Monaghan and Mayo face off with relegation a real prospect

Two counties meet at the weekend knowing defeat will make for nervous run-in to league

Monaghan’s Darren Hughes: “We’ve had a few decent performances, but haven’t always gotten the results to reward them. That’s Division One football for you.” Photograph: Ryan Byrne/Inpho

Monaghan’s Darren Hughes: “We’ve had a few decent performances, but haven’t always gotten the results to reward them. That’s Division One football for you.” Photograph: Ryan Byrne/Inpho

 

This weekend marks the half-way stage for the football league and already there is a focus on Division One survival. The outlook is unpromising for newly promoted Meath, who have lost their opening three fixtures, most recently and agonisingly to a late goal against Mayo.
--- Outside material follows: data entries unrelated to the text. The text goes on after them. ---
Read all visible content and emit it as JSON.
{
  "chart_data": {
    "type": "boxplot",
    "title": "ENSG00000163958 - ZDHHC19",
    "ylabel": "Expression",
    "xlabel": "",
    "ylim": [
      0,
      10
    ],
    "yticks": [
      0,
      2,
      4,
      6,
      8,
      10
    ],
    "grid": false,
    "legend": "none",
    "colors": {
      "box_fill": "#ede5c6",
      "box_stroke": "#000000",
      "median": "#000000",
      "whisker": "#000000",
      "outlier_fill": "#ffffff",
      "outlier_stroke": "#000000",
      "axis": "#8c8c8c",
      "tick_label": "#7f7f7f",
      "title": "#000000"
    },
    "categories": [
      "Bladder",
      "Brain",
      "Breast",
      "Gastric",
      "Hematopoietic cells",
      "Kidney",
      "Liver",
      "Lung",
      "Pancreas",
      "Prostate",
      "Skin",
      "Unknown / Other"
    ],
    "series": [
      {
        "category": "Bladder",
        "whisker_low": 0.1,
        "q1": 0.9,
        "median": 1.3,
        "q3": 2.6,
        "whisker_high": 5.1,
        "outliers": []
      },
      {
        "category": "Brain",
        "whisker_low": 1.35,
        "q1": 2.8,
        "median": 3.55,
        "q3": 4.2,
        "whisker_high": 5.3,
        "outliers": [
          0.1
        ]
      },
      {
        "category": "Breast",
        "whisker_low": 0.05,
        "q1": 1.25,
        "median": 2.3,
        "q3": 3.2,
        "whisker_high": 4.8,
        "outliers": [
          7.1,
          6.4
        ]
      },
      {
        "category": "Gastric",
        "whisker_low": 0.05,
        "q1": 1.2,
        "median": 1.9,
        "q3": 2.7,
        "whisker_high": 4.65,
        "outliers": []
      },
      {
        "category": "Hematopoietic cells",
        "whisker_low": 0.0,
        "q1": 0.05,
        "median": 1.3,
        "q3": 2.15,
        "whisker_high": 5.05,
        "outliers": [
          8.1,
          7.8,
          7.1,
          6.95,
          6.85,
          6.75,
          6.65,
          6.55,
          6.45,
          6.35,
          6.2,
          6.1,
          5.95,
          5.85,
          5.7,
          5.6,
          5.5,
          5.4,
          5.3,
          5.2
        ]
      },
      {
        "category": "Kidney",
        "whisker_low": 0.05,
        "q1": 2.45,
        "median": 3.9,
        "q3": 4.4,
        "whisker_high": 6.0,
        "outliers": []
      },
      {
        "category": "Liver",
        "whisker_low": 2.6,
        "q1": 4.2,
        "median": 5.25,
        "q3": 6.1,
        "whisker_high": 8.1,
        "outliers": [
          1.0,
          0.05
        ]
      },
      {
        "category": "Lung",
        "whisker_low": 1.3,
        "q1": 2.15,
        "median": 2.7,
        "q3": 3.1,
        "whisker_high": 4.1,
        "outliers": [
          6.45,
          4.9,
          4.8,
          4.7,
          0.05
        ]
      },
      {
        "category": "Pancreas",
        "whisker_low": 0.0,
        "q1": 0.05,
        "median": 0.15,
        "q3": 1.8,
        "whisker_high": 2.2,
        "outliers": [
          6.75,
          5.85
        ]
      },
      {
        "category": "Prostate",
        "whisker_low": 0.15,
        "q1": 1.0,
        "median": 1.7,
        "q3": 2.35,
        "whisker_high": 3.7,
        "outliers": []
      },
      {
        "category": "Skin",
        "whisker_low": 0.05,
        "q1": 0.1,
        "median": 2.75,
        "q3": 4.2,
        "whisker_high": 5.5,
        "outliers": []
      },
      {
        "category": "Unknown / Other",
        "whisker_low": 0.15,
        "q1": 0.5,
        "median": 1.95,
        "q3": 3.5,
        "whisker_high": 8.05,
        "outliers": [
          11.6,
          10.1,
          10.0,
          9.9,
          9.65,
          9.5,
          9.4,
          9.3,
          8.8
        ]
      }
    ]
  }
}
With trips to come to both All-Ireland finalists, Kerry and Dublin, Andy McEntee’s team are already under pressure to stay up.

Above them is an ostensibly tightly packed table with three teams on four points and four on three. Two of the latter meet at the weekend and whoever loses between Monaghan and Mayo faces an anxious last three weeks.

Mayo manager James Horan has been juggling injuries while giving a chance to new talent and although they are the title holders, results have been dependent on late scores.

For Monaghan it’s a bit frustrating as two more points scored over their campaign would actually have them topping the table on three wins out of three. A one-point defeat in Salthill by Galway and the recent evaporation of a big lead against Dublin, resulting in a draw, cost them dearly.

“We haven’t got the points on the board we maybe should have,” said veteran centrefielder Darren Hughes, 33 next Friday, who missed four months last year with a bad ankle injury. “We’ve had a few decent performances, but haven’t always gotten the results to reward them. That’s Division One football for you.”

The county said its goodbyes to manager Malachy O’Rourke after seven good years, including two Ulster titles and an All-Ireland semi-final appearance.

End of an era

The temptation to mark the end of an era was there and two outstanding servants of the county footballers, Vinny Corey and Dessie Mone, called it a day.

“For the rest of us in our early 30s,” according to Hughes, “there was never any doubt. Banty (McEnaney) rang us and there was no retirement talk or anything like that there. It was, ‘when are we getting back and what’s the plan?’ sort of a thing.”

Former manager Séamus McEnaney returned, bringing a highly regarded backroom team and despite fears that the team might settle into decline, performances have been encouraging, if not as productive as deserved.

“He’s back now and has really invigorated the whole thing,” said Hughes. “We knew what we’d be getting with him. He has a very good backroom team with him too and we’ve gotten off to a pretty decent start.”

A big championship match against neighbours Cavan looms ahead but in the meantime, Hughes knows there is a more urgent concern.

“In Division One you just have to take it week by week and game by game. The summer hasn’t been mentioned yet but the league will be wrapped up soon enough in another month and we’ll turn our focus to it then.

“It’s very important to us. We were lucky we stayed up last year on points’ difference. We realise the importance of staying up. If you look at the teams playing in the latter stages of the championship every year, they’re Division One teams.”